Standard Shocks - Just like just about every other standard UTV, I can over drive the standard shocks pretty easy. They are setup for comfort and not aggressive driving in the dunes. The "X" shocks are great, but XT and standard model shocks are just for cruising.
Glove Box - I love the size of the glove box, but the door is pretty flimsy.
14" Wheels and Big Horn 2.0 Tires - The tire and wheel combo on the XT look great, but with minimal sidewall and a light duty tire, sidewall slices are easy to come by.
Weight - The Commander 1000 has a dry weight of 1295 lbs. Good news is the frame seems pretty stout. But it does feel heavy.

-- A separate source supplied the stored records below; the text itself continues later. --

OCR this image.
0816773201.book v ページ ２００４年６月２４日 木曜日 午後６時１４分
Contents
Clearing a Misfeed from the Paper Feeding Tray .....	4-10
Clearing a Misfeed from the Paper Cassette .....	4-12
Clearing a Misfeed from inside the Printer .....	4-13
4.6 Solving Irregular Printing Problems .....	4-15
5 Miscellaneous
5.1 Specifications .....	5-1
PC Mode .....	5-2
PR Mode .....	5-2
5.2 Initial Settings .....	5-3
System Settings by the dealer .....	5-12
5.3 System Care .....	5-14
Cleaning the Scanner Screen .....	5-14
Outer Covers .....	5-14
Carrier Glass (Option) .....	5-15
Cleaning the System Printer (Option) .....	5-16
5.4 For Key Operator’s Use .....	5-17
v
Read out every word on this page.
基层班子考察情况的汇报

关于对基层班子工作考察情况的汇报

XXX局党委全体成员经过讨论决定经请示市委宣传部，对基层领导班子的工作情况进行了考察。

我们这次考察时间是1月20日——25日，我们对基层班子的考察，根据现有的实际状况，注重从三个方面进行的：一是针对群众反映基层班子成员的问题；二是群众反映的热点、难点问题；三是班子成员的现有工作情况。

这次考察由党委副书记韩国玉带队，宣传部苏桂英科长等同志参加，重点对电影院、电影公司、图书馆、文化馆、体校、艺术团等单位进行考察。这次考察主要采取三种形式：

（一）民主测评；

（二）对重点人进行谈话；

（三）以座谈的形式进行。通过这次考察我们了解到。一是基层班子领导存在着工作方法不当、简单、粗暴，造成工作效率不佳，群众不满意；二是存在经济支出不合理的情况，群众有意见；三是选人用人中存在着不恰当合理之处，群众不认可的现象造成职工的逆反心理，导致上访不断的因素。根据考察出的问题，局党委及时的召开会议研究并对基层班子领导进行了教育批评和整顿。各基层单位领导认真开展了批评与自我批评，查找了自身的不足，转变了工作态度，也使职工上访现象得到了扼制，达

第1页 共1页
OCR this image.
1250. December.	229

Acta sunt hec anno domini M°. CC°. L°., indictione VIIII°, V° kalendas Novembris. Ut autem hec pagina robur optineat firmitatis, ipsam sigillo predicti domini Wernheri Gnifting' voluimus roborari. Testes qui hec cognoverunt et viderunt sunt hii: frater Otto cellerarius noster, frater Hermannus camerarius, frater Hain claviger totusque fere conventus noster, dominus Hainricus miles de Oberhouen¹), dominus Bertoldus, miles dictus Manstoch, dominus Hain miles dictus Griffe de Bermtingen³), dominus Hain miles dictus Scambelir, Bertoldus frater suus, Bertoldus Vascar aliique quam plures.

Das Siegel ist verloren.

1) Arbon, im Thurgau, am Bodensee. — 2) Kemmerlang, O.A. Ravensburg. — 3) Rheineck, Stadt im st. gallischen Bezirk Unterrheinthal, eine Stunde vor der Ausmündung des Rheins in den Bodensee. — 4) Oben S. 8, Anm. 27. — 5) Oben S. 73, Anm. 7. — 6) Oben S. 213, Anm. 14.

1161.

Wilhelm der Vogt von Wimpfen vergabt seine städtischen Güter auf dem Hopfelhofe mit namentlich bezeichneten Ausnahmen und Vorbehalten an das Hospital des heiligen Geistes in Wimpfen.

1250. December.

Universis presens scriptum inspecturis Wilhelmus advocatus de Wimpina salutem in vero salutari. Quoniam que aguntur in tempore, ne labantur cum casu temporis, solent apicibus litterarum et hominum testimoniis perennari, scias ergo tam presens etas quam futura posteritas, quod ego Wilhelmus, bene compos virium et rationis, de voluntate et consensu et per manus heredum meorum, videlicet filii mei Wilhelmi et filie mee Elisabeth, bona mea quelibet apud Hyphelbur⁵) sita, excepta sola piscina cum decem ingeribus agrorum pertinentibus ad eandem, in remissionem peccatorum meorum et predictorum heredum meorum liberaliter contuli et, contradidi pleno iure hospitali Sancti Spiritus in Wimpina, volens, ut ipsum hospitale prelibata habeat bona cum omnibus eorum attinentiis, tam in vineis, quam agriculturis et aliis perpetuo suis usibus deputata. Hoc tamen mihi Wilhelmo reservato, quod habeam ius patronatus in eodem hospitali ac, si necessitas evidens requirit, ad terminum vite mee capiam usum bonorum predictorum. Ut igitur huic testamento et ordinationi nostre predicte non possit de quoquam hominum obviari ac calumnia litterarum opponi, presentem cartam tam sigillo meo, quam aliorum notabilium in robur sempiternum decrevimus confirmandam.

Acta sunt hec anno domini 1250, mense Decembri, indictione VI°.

Now with all that being said, I simply love the Commander. If I was going to buy one and not do any or much modifications, I would definitely choose the 1000 X model. Beadlock wheels, Fox 2.0 shocks, love the black plastic and rock sliders are all must have features. But more than likely, I would go with the standard model and build it up. I have the XT model, and have done a few things on it that I really like.
Stage One Upgrades:
So far, I have bumped the power with a Muzzys dual exhaust, Elka Stage 4 stock replacement shocks, dune tires and beadlock wheels from Fullerton Sand Sports and OMF Performance, Seats from PRP, Harnesses from Simpson, Stealth LED light from Baja Designs, Mirrors from Axia Alloys, Skid plate and harness bar from Factory UTV, Seat belt sensor delete from Turnkey UTV and 26.5x14 Pit Bull Rockers to replace the Big Horn 2.0's.